Das kanadische KI-Unternehmen Cohere übernimmt die deutsche KI-Firma Aleph Alpha. Der gemeinsame Konzern soll einen Wert von rund 20 Milliarden Dollar haben. Über den genauen Kaufpreis haben beide Unternehmen Stillschweigen vereinbart. Der Abschluss des Deals hängt noch von regulatorischen Genehmigungen ab.
Cohere behält seinen Namen und betreibt künftig zwei Hauptsitze: einen in Kanada, einen in Deutschland. Aktionäre von Aleph Alpha erhalten laut mit den Details vertrauten Personen eine Cohere-Aktie für je neun gehaltene Aleph-Alpha-Aktien.
Im Mittelpunkt steht sogenannte souveräne KI: Systeme, bei denen Unternehmen und Behörden die Kontrolle über ihre eigenen Daten und Infrastruktur behalten und damit unabhängig sind von großen US-Technologiekonzernen wie OpenAI oder Google.
Das deutsche Digitalministerium bezeichnete die Transaktion als von „hohem geostrategischen und wirtschaftlichem Wert.“ Die Bundesregierung soll Ankerkundin des gemeinsamen Unternehmens werden. Aleph Alpha arbeitet bereits mit dem Bundesministerium für Digitales und dem Land Baden-Württemberg zusammen.
Der Handelskonzern Schwarz Group, Eigentümer der Supermarktkette Lidl, führt eine neue Finanzierungsrunde an und stellt 600 Millionen Dollar bereit und zwar als Eigenkapital und Forschungsförderung. Der Technologiearm Schwarz Digits soll die Rechenzentrumsinfrastruktur für das fusionierte Unternehmen stellen.

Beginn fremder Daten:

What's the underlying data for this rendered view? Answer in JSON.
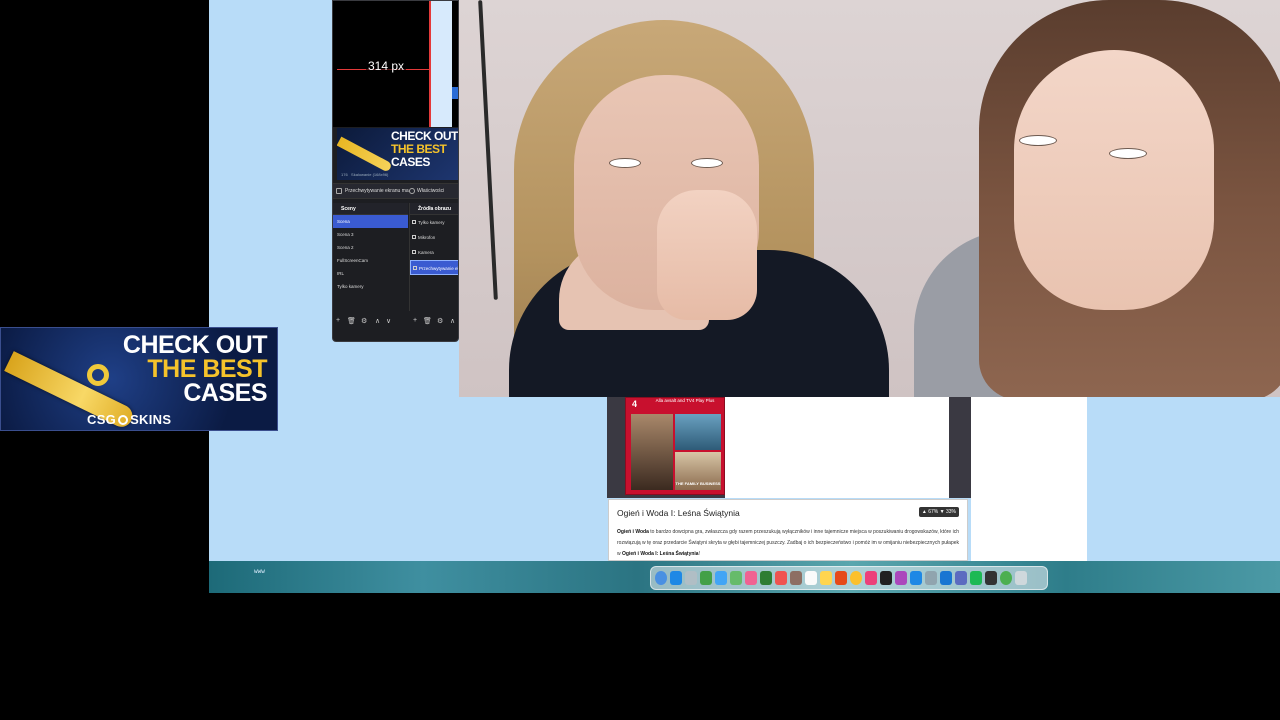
{
  "obs": {
    "preview_measurement": "314 px",
    "mini_ad": {
      "line1": "CHECK OUT",
      "line2": "THE BEST",
      "line3": "CASES",
      "caption_left": "176",
      "caption_right": "Skalowanie (168x96)"
    },
    "toolbar": {
      "item1": "Przechwytywanie ekranu ma",
      "item2": "Właściwości"
    },
    "scenes_title": "Sceny",
    "scenes": [
      "Scena",
      "Scena 3",
      "Scena 2",
      "FullScreenCam",
      "IRL",
      "Tylko kamery"
    ],
    "selected_scene_index": 0,
    "sources_title": "Źródła obrazu",
    "sources": [
      "Tylko kamery",
      "Mikrofon",
      "Kamera",
      "Przechwytywanie ekr"
    ],
    "selected_source_index": 3,
    "footer_buttons": [
      "+",
      "🗑",
      "⚙",
      "∧",
      "∨"
    ],
    "footer_buttons_right": [
      "+",
      "🗑",
      "⚙",
      "∧"
    ]
  },
  "ad": {
    "line1": "CHECK OUT",
    "line2": "THE BEST",
    "line3": "CASES",
    "brand_left": "CSG",
    "brand_right": "SKINS",
    "colors": {
      "accent": "#f5c32b",
      "background": "#0b1b44"
    }
  },
  "promo": {
    "number": "4",
    "text": "Alla avsalt and TV4 Play Plus",
    "poster_caption": "THE FAMILY BUSINESS"
  },
  "article": {
    "title": "Ogień i Woda I: Leśna Świątynia",
    "vote_up": "67%",
    "vote_down": "33%",
    "body_lead": "Ogień i Woda",
    "body": " to bardzo dowcipna gra, zwłaszcza gdy razem przeszukują wyłączników i inne tajemnicze miejsca w poszukiwaniu drogowskazów, które ich rozwiązują w tę oraz przedarcie Świątyni skryta w głębi tajemniczej puszczy. Zadbaj o ich bezpieczeństwo i pomóż im w omijaniu niebezpiecznych pułapek w ",
    "body_tail": "Ogień i Woda I: Leśna Świątynia",
    "body_end": "!"
  },
  "desktop": {
    "wallpaper_label": "www"
  },
  "dock": {
    "icons": [
      "finder-icon",
      "safari-icon",
      "launchpad-icon",
      "messages-icon",
      "mail-icon",
      "maps-icon",
      "photos-icon",
      "facetime-icon",
      "calendar-icon",
      "contacts-icon",
      "reminders-icon",
      "notes-icon",
      "brave-icon",
      "chrome-icon",
      "music-icon",
      "tv-icon",
      "podcasts-icon",
      "appstore-icon",
      "settings-icon",
      "zoom-icon",
      "discord-icon",
      "spotify-icon",
      "obs-icon",
      "chrome-alt-icon",
      "trash-icon"
    ],
    "colors": [
      "#4a90e2",
      "#1e88e5",
      "#b0bec5",
      "#43a047",
      "#42a5f5",
      "#66bb6a",
      "#f06292",
      "#2e7d32",
      "#ef5350",
      "#8d6e63",
      "#fafafa",
      "#ffd54f",
      "#e64a19",
      "#fbc02d",
      "#ec407a",
      "#212121",
      "#ab47bc",
      "#1e88e5",
      "#90a4ae",
      "#1976d2",
      "#5c6bc0",
      "#1db954",
      "#333333",
      "#4caf50",
      "#cfd8dc"
    ]
  }
}
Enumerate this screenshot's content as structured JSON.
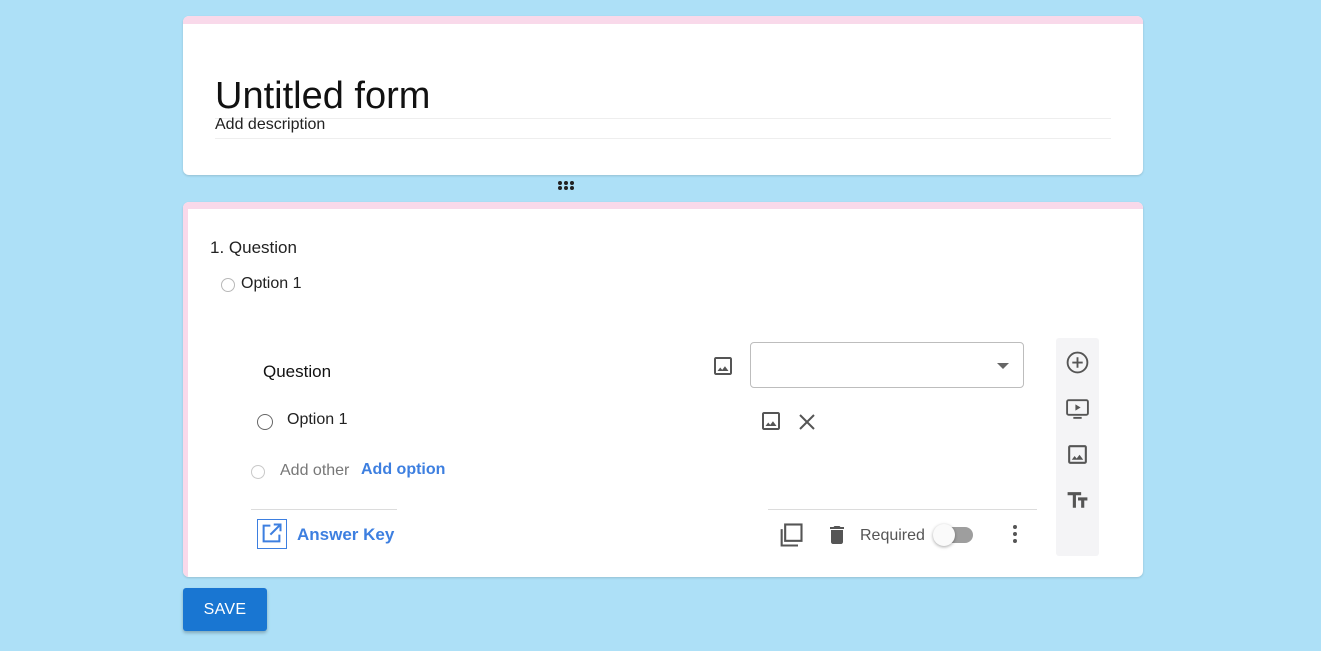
{
  "form": {
    "title": "Untitled form",
    "description": "Add description"
  },
  "preview": {
    "question_title": "1. Question",
    "option_label": "Option 1"
  },
  "editor": {
    "question_label": "Question",
    "question_type_value": "",
    "options": [
      {
        "label": "Option 1"
      }
    ],
    "add_other_label": "Add other",
    "add_option_label": "Add option",
    "answer_key_label": "Answer Key",
    "required_label": "Required",
    "required_on": false
  },
  "side_toolbar": {
    "icons": [
      "add-question-icon",
      "add-video-icon",
      "add-image-icon",
      "add-title-icon"
    ]
  },
  "actions": {
    "save_label": "SAVE"
  },
  "colors": {
    "background": "#ade0f7",
    "accent_bar": "#f9d9ea",
    "link_blue": "#3d7fe0",
    "save_button": "#1976d2"
  }
}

Cohere wurde 2019 in Toronto von ehemaligen Google-Forschern gegründet und zuletzt mit rund 6,8 Milliarden Dollar bewertet. Aleph Alpha wurde ebenfalls 2019 gegründet, allerdings in Heidelberg, und sammelte mehr als 600 Millionen Dollar an Investitions- und Fördermitteln ein.